The shape of the tent came from observations made by Dr Ash of canvas wind shelters that were in common use on beaches within the Sutherland Shire at the time, designed to be easily erected to protect beach goers from the elements.

 The concept of a tent made from a material that could withstand extreme temperatures and deflect the radiated heat of a passing fire front, giving fire fighters a refuge and greater chance of survival if caught in a situation was about to come to fruition.


The body or skin of the tent displayed was made from an aluminum fibreglass cloth named Gentex 1018 and was obtained from the United States, a silver colour reflective material designed to be lightweight and flexible, for use as an outer shell for fire proximity garments. It was also being used by NASA in its space program.

The frame of the survival tent consists of five bowed metal rods all hinged together either end. This maintained strength and shape to the design. When in its casing it was referred to by many as being a large banana shape in appearance, but light weight enough for a single person to carry and manoeuvre as illustrated.

The survival tent was designed to accommodate the crew of a bushfire tanker, which could consist of up to six members at any one time and deployed with ease in under 30 seconds.

In April 1981 a request was made to the School of Military Engineering to conduct tests on the tent, which they agreed to conduct three separate tests on the tent. The S.M.E concluded at the completion of these tests that the tent was a viable and had good life saving potential, reflecting the findings of Dr King’s tent some thirty years previous.

On the 6th of February 1982 Loftus Volunteer Bushfire Brigade (after consultation with Dr Ash) received the first tent to be placed into service on their 1945/6 6x6 wheel drive Studebaker.

Criticism of the tent by the then Bush Fire Council and the subsequent removal of the Survival tent from service saw Dr Ash follow this up by requesting further tests be carried out by the Experimental Building Station Department of Housing and Construction to conduct tests on the material.

Conclusion: Further Testing confirmed the findings of the previous tests on the Bushfire Shelter conducted by the S.M.E Fire Training Section; however it was noted that consideration should be given to fumes.

In October 1984, Dr Ash with the assistance of Loftus Bushfire Brigade requested the Health and Safety Division of the Atomic Energy Commission Research Establishment to test the tent. Two tests were carried out with two fires. Conclusion: The trial showed that for the period of time needed for a bushfire to pass, the Survival shelter could provide adequate thermal protection.
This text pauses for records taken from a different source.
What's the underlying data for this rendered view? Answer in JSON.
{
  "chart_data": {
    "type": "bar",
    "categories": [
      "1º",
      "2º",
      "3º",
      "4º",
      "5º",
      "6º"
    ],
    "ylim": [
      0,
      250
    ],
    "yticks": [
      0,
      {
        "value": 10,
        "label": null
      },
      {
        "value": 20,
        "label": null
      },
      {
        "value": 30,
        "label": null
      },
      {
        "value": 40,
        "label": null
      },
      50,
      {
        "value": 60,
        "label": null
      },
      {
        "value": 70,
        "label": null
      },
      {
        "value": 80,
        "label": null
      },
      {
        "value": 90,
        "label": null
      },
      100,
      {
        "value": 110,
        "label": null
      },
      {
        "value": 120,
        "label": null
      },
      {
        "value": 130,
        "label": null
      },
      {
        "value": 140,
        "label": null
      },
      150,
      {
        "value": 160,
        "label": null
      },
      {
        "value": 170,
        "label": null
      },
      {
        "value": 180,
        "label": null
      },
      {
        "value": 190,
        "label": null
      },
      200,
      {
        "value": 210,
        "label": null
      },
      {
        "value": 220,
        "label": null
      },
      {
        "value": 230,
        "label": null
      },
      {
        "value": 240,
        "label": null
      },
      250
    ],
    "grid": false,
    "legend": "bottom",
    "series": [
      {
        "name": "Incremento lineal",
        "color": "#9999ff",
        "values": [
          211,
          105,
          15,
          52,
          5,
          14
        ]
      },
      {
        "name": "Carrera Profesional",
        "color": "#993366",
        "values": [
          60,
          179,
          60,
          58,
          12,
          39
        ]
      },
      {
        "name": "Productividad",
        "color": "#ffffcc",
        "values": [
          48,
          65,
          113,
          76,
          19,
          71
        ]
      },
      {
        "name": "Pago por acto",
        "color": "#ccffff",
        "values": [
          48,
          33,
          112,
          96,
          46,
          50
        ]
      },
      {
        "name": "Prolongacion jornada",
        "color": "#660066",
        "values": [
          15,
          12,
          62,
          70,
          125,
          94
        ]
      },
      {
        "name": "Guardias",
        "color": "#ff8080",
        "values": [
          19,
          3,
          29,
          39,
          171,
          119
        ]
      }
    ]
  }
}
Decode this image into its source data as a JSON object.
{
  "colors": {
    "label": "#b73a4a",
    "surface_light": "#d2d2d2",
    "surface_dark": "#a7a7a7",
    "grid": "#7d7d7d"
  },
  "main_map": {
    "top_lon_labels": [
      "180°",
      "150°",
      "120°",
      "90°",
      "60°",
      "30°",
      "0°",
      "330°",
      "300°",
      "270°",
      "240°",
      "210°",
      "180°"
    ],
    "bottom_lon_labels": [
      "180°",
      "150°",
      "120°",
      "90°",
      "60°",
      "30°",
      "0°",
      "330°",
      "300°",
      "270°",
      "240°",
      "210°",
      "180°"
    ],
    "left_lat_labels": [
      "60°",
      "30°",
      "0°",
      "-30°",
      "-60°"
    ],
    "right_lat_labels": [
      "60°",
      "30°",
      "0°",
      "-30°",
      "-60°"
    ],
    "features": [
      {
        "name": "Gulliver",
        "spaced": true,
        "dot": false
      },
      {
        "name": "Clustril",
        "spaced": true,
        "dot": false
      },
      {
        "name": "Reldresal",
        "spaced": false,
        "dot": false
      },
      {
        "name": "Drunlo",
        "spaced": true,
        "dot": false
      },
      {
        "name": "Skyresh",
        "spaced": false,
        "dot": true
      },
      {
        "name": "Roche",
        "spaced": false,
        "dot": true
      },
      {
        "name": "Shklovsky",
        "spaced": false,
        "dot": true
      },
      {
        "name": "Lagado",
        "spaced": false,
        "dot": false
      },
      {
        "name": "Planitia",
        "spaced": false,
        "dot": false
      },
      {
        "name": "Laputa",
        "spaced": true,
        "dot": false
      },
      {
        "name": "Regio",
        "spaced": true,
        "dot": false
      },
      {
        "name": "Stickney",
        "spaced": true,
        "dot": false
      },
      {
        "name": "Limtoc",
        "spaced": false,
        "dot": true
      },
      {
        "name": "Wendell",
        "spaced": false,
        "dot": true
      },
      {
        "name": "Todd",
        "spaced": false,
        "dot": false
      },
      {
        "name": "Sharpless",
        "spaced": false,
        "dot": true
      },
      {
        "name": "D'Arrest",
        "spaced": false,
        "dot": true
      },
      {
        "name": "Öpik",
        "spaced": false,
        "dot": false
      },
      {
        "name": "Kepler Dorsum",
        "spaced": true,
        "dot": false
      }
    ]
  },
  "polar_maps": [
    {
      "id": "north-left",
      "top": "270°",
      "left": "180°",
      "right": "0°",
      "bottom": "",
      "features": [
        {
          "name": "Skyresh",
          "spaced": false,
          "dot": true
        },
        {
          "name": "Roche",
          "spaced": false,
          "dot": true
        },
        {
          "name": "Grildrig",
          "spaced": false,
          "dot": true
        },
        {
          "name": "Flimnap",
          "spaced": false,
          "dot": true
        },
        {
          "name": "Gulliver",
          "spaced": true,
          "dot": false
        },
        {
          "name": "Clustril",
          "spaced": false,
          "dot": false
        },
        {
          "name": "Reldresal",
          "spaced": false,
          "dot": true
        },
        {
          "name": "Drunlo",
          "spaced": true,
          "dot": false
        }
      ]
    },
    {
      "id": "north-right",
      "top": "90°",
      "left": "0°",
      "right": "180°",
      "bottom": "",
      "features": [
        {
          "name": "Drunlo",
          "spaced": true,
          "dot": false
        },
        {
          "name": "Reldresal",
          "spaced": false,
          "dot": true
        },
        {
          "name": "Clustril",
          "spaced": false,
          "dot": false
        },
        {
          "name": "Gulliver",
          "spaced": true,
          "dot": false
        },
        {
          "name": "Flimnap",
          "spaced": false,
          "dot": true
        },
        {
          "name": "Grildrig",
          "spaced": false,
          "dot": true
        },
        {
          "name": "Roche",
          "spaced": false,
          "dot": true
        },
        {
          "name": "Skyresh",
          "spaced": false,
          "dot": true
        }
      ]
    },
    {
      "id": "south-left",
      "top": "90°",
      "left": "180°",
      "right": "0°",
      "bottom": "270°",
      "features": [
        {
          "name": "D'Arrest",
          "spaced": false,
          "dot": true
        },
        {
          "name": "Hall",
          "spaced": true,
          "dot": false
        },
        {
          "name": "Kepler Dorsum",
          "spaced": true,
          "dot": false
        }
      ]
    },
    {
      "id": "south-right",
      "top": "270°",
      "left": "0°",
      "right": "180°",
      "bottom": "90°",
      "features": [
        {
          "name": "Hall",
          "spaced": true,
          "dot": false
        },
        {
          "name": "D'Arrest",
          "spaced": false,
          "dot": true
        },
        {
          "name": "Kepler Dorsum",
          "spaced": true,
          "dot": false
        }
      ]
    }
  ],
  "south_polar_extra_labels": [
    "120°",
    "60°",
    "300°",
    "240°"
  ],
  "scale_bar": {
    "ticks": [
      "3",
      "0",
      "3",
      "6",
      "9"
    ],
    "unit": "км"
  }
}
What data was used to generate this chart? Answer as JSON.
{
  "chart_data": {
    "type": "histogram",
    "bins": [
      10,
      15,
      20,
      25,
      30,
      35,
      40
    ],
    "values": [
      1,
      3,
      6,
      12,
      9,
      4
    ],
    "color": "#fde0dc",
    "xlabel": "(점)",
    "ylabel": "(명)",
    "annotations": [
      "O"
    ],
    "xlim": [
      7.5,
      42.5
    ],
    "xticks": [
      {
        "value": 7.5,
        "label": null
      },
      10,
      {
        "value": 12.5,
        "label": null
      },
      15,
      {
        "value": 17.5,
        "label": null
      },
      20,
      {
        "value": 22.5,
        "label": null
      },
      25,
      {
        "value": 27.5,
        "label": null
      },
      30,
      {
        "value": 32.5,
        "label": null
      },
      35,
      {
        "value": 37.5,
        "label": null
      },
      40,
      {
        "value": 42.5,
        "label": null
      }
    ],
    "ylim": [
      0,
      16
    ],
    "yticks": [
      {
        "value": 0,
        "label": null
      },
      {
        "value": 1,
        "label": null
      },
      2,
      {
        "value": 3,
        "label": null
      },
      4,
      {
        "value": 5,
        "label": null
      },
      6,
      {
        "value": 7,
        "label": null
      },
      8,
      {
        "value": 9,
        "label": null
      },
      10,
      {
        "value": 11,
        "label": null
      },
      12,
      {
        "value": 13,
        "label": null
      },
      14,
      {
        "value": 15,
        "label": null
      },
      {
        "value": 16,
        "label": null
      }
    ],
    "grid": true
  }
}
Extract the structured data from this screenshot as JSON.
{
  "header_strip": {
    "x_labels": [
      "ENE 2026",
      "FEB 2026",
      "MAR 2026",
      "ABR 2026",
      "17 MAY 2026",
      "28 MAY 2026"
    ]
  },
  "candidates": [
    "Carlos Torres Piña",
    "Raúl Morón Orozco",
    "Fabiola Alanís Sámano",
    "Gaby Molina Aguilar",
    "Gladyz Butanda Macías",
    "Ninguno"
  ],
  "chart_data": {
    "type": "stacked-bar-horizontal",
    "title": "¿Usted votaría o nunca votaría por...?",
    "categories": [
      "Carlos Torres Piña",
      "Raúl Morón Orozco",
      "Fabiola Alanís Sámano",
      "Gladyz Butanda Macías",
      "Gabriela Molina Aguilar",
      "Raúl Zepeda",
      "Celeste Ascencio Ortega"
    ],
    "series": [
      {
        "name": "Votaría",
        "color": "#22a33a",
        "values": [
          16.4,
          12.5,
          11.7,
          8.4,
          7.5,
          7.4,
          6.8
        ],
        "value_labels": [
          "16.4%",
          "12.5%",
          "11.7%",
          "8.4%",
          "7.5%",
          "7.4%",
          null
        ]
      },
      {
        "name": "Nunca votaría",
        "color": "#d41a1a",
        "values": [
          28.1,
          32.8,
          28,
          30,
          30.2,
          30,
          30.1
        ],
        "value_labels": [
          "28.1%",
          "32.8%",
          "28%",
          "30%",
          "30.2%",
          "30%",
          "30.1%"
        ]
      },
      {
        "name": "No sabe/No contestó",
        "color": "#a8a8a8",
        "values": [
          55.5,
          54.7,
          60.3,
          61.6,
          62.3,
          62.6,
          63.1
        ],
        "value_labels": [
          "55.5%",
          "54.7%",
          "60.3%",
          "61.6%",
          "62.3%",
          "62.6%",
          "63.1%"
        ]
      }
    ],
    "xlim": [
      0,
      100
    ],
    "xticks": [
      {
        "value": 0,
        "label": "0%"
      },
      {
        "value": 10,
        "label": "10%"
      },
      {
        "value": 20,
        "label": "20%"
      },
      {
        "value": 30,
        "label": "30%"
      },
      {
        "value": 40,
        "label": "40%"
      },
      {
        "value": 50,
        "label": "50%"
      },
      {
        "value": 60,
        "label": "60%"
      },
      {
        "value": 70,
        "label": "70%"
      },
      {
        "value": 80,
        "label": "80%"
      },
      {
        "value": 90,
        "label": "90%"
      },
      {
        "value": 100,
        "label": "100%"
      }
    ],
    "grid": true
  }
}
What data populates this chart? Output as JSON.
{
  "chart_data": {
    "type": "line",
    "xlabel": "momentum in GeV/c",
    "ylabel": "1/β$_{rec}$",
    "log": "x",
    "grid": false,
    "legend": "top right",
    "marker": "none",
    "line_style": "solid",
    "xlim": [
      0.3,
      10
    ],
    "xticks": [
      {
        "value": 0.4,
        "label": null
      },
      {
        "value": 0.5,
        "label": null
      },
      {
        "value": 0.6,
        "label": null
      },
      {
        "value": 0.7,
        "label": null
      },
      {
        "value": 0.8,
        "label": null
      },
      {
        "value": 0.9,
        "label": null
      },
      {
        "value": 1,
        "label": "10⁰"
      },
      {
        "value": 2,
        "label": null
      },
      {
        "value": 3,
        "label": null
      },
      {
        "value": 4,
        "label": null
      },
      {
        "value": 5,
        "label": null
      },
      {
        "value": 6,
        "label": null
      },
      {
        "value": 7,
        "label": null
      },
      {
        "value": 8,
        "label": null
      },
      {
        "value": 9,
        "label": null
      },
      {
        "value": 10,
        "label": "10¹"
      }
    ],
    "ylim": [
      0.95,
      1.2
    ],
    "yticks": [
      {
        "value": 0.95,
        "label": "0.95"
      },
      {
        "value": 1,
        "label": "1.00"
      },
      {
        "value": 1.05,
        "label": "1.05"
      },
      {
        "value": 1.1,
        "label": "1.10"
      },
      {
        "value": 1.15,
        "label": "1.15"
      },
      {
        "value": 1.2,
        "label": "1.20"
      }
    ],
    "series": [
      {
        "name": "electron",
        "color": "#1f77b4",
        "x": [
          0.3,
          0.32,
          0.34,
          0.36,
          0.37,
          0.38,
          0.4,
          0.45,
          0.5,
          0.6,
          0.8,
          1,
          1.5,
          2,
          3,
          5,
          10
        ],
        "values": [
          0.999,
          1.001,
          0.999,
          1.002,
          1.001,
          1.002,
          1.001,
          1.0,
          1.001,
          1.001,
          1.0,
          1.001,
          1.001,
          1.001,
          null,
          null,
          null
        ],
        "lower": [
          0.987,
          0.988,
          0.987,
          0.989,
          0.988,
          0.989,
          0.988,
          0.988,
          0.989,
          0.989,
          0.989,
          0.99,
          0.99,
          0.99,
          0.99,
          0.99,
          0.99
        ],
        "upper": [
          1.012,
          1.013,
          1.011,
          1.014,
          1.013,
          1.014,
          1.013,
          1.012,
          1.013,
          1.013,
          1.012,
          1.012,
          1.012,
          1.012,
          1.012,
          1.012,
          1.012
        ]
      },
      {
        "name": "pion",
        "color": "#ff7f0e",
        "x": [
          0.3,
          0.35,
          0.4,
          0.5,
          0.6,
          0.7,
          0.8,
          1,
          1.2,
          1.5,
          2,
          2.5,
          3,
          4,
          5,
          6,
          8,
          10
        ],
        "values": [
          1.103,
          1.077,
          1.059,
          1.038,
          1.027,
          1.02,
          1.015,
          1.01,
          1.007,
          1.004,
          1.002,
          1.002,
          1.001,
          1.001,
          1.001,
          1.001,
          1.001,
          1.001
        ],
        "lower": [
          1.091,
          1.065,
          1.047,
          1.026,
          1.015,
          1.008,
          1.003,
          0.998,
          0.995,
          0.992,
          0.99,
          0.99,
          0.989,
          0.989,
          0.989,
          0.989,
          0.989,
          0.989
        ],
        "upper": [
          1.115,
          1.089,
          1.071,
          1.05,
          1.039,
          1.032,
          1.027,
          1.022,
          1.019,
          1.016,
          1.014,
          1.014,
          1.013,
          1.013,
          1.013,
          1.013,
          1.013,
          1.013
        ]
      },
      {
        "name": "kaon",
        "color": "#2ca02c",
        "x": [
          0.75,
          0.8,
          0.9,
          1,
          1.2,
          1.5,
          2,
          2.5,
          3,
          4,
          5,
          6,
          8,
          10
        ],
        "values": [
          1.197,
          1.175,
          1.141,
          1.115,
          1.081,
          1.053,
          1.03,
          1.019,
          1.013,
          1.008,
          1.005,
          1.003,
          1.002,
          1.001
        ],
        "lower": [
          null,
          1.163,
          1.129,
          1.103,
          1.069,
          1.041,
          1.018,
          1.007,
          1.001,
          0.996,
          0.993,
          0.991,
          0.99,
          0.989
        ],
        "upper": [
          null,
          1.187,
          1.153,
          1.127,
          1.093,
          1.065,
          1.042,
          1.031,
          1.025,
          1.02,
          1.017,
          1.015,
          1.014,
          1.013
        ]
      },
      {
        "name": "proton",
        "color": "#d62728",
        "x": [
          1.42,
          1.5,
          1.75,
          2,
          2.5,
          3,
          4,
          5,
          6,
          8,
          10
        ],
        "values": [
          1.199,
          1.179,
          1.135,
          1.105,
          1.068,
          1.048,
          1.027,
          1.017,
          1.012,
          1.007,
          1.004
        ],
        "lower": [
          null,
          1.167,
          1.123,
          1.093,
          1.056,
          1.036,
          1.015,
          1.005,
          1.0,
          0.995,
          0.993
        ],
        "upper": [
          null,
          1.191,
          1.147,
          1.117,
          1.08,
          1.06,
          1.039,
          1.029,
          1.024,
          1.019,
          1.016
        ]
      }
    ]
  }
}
After these tests the public now showed interest and raised money to the order of $30 000 to equip the Sutherland Shire Bushfire Organization with Survival Tents.

The Bushfire Council towards the end of 1984 sent a letter to all councils asking them to withhold the tents until they were now tested by qualified people, the tents were removed from service by council direction on Dec 23rd 1984. General outcry with this decision to the Minister of Emergency Services saw the Bush Fire Council requested to take some action, whereby in Feb of 1985 the C.S.I.R.O and its “Project Aquarius” were given the task of carrying out further testing on the Survival Shelter.